我试图在我的项目中使用 volley 来处理我所有的 HTTP 请求,因为据我所知,它是最有效的。所以我开始按照这个AndroidHive 教程学习 volley 。
My first GET request was successful. Then I moved on to POST request and I failed. I saw on Stack Overflow many people had problems combining post request of volley with PHP. I believe we cannot access it using the normal way that is $_POST[""]as volley sends a JSON object to the URL which we specify.
我的第一个 GET 请求成功了。

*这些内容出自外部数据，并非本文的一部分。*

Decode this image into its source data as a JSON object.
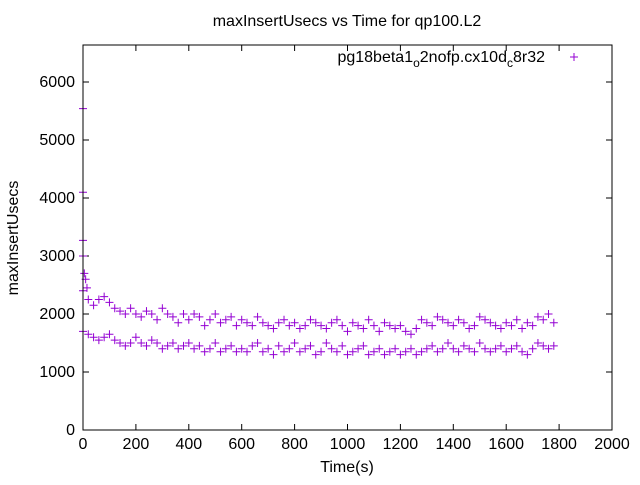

然后我转到 POST 请求,但失败了。我在 Stack Overflow 上看到很多人在将 volley 的 post 请求与 PHP 结合使用时遇到了问题。我相信我们无法使用正常方式访问它,$_POST[""]因为 volley 将 JSON 对象发送到我们指定的 URL。
There were lots of solutions which I tried but didn't succeed. I guess there should be a simple and standard way of using volley with PHP. So I would like to know what do I need to do in order to receive the json object sent by volley in my PHP code.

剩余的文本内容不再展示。